Now that you’re retired you’ll have extra free time to incorporate the recommended amount of physical activity into your daily life. By maintaining regular physical activity you’ll reduce many health risks while maintaining your fitness levels. But before you decide to conquer your first marathon, it’s a good idea to have a health check-up first.

As people age, their mobility can be limited by a number of factors. Your doctor will be able to identify health and mobility issues and refer you to the appropriate specialist if necessary. It could be that you need ongoing physiotherapy. Or it could be that you have a heart condition and need to exercise under supervision with an Exercise Physiologist. It may be that you’ve had ongoing hip problems, or you become short of breath on exertion. Whatever the reason, exercise is key in reducing risks associated with many health conditions. Ensuring that you get the assistance and support that you need from the onset will reduce the risk of future complications.

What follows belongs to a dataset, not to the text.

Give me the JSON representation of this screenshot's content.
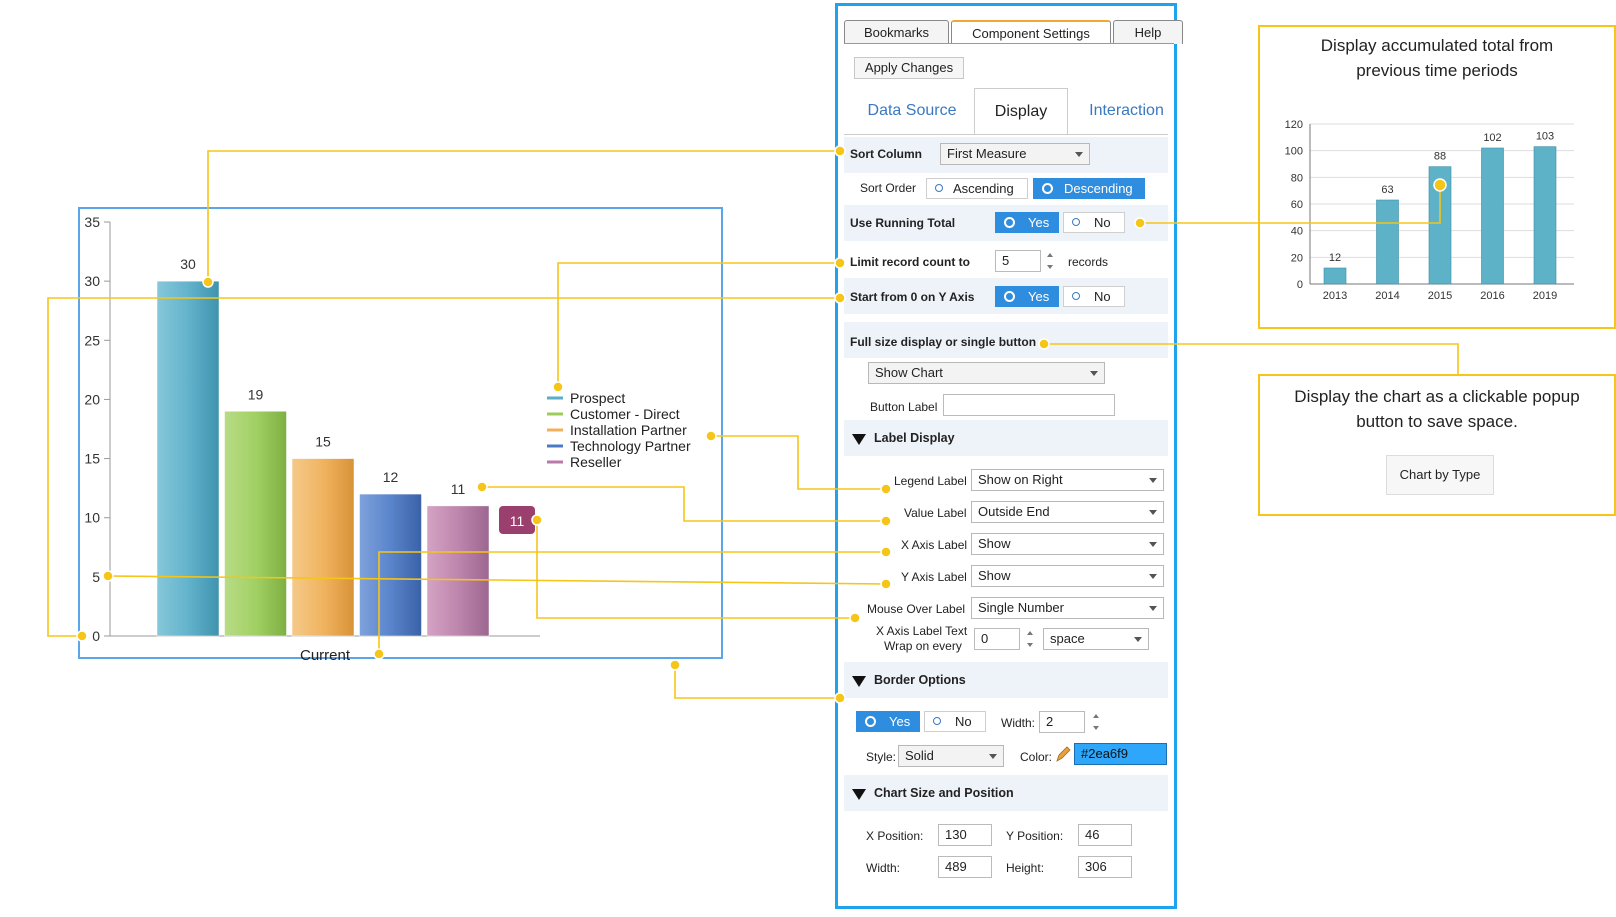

What can you do if you’re unable to exercise independently? Well, there are many low impact activities available such as yoga, Tai Chi, and swimming. If you have a health condition or multiple health conditions, seek advice from a health professional before engaging in any form of exercise. They will be able to give you advice on what is best for you. In essence, be as physically active as your health conditions allow you to be.

The World Health Organisation has recommendations for the amounts and level of exercise for over 65s. Overall, older adults should be doing 150 minutes of moderate intensity exercise per week and 75 minutes of high intensity exercise per week. If you have limited or poor mobility, physical activities should be performed that help with balance and reduce the risk of falls.